Barnes & Diehl, P.C. has seen an increase in the number of cases tied to pandemic-related issues, including whether to get their child vaccinated. However, the firm’s chairman and CEO, Edward Barnes, reminds parents that the ultimate decision boils down to one thing.
“What’s in the child’s best interests,” he said. “If you cannot articulate that, you’re not going to win.”
Now with 5 to 11-year-olds able to get a vaccine, Barnes said it is important for divorced parents to have a conversation before the child rolls up their sleeve for a shot.
In most cases, it comes down to the agreement of those involved and the court order regarding custody.
“Let’s suppose the court order for custody is, the parents have joint legal custody, and one of them has physical, legal custody,” Barnes said. “Joint legal custody encompasses agreeing on decisions that are in the child’s best interest.”
If an agreement cannot be reached, then a court appearance may be necessary or some form of mediation.

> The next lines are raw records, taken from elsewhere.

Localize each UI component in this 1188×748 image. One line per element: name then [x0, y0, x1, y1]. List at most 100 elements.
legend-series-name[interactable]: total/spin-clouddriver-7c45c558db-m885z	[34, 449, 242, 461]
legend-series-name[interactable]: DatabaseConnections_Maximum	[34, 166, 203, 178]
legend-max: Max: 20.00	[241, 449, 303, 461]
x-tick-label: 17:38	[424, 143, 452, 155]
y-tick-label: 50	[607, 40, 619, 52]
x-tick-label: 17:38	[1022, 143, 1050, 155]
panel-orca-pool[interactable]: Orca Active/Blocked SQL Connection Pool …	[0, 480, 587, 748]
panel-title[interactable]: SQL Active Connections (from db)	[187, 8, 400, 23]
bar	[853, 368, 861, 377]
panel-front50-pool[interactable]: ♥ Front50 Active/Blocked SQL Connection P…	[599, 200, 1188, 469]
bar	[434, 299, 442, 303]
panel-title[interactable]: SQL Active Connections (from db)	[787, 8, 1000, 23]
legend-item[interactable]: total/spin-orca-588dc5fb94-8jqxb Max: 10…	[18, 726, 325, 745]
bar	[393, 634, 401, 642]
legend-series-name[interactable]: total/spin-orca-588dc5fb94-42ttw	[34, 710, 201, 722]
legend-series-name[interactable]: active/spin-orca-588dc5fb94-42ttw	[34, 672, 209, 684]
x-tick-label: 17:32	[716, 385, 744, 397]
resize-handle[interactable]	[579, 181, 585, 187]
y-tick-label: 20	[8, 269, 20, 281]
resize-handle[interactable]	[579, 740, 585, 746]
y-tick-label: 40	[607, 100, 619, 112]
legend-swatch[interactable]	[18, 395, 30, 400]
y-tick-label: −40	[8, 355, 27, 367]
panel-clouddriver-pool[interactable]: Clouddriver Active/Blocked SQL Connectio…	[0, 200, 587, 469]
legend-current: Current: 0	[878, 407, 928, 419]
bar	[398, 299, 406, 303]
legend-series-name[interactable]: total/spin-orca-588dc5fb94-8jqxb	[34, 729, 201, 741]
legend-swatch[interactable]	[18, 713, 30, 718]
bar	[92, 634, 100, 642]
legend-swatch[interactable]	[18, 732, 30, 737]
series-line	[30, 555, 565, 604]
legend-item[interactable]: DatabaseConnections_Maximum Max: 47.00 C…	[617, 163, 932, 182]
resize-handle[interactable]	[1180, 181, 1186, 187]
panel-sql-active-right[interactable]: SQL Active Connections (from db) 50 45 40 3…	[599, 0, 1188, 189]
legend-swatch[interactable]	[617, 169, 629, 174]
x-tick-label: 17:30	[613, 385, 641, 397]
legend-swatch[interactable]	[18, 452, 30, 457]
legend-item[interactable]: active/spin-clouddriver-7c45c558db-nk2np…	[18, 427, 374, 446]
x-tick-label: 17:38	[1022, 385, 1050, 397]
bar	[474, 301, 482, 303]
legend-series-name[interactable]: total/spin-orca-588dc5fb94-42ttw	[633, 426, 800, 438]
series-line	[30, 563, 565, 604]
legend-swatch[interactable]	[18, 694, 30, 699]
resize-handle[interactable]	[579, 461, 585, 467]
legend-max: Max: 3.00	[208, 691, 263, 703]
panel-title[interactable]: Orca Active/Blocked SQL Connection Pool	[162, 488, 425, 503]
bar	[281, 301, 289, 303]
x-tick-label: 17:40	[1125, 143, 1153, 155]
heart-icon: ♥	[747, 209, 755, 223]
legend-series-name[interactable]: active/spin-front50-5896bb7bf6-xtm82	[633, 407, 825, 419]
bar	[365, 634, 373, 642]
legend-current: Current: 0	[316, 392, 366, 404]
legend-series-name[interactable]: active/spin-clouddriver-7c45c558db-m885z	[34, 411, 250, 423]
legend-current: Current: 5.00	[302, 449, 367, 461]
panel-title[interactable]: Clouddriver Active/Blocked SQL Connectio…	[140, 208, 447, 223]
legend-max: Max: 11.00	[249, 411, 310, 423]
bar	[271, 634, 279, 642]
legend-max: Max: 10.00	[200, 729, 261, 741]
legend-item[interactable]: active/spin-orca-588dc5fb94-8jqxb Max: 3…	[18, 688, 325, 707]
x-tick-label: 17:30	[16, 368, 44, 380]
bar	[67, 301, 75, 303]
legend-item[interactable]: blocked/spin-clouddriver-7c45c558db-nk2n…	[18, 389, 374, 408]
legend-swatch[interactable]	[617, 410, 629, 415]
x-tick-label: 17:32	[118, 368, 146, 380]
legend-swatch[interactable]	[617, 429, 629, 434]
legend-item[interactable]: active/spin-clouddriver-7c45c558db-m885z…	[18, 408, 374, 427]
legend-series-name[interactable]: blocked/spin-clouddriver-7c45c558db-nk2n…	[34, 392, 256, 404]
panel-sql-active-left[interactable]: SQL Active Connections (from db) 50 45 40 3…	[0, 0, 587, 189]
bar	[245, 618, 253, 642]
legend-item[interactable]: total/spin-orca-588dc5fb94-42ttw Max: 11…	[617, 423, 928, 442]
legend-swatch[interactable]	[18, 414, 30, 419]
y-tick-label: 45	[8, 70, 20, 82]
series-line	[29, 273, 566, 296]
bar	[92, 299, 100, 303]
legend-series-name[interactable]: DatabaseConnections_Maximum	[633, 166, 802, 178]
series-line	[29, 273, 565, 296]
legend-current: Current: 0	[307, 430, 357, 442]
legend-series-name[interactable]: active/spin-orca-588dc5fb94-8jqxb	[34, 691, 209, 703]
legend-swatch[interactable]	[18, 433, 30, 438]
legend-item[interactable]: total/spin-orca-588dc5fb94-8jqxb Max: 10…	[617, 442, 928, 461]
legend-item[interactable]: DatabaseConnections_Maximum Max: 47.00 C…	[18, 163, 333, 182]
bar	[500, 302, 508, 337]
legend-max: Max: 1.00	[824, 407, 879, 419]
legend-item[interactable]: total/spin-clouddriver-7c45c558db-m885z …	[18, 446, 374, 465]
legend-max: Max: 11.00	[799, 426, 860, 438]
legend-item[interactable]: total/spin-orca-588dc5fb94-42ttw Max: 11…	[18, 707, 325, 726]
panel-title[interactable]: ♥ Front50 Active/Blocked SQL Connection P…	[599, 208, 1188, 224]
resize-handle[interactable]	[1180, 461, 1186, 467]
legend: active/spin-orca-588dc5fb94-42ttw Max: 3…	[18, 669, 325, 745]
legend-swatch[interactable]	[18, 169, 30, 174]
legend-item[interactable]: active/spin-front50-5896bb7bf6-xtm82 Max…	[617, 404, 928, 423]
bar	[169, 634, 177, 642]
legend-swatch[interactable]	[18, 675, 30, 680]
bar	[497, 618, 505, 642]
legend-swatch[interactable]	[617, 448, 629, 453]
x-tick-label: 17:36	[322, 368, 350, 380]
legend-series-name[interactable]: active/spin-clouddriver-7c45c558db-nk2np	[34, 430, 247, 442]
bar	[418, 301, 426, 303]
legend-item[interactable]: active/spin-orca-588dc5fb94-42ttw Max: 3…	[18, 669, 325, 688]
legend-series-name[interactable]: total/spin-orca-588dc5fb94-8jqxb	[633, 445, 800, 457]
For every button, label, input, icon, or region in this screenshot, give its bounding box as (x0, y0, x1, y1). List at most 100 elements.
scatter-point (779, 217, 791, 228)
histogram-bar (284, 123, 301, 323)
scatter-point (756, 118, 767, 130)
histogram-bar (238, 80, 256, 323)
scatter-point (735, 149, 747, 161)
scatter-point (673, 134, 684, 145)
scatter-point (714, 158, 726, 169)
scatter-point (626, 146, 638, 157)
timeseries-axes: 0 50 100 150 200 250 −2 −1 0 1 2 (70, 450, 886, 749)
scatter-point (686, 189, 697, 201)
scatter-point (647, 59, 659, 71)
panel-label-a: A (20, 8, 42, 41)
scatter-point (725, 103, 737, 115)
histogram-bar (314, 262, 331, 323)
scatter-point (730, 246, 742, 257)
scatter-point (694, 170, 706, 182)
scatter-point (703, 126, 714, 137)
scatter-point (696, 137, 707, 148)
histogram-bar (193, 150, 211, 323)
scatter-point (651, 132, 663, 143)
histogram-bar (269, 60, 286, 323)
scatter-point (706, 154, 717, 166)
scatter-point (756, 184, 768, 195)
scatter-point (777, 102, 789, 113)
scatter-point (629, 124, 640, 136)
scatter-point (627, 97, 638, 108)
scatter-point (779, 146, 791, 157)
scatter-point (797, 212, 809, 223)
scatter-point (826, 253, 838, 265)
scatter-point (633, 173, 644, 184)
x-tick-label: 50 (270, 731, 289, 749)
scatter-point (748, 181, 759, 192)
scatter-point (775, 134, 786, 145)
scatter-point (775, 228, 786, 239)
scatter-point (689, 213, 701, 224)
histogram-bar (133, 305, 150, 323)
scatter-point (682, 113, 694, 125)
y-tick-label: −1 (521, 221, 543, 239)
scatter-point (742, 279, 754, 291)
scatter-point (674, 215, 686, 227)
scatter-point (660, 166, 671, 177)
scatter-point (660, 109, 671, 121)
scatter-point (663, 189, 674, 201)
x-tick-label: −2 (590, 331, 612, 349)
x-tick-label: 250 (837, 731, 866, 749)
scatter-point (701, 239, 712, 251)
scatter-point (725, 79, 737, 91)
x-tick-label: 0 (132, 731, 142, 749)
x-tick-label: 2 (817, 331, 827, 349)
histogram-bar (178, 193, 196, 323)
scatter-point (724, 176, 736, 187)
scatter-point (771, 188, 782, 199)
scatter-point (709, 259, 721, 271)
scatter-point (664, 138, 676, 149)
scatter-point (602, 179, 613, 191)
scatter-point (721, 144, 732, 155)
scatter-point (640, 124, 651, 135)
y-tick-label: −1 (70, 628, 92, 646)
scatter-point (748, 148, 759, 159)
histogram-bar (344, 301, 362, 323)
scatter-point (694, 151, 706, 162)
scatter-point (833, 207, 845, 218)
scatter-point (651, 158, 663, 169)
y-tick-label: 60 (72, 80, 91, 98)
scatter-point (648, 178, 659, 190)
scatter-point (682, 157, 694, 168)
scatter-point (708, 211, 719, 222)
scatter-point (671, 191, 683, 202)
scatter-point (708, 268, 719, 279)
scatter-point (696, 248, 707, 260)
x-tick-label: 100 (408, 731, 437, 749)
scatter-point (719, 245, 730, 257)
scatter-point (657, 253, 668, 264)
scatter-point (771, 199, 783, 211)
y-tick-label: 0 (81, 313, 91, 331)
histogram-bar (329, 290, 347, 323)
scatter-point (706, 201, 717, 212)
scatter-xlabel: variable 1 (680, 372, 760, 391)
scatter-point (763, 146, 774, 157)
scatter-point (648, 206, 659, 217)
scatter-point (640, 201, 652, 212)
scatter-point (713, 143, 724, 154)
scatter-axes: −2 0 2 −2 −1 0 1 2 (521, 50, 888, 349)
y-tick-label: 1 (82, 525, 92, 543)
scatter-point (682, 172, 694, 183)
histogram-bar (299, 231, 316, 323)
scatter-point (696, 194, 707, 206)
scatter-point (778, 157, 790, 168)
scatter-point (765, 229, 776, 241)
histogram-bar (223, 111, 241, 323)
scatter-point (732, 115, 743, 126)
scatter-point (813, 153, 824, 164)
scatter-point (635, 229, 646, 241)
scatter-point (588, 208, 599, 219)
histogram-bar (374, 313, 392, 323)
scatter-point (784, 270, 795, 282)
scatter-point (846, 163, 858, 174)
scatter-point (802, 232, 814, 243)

However, the judge may not be able to decide, which is when one parent may move forward with making changes to the custody agreement.
“If the court changes joint legal custody to one of them, then that one can make the decision,” Barnes said. “The court may decide on doing that based on which of the parties is better able to look out for the best interests of the children.”
It is a complicated situation, especially given the effects of the COVID-19 pandemic on some families.
The firm has argued some cases where one parent wanted stricter visitation times due to the other parent not being vaccinated.
“It was a situation where a mom says, ‘I don’t want you to visit with the child because you’re living with someone who has dangerous habits regarding COVID; they party too much, spend too much time with large groups, they’re not vaccinated. I’m concerned with the exposure issue for my child,’” Barnes said.
However, it is important to know as many facts as possible before deciding for your children.
“Know the medical situation, know the recommendations of your doctor,” Barnes said.
However, Barnes said the best advice he can give is this, “Don’t let grudges interfere with decisions about your children.”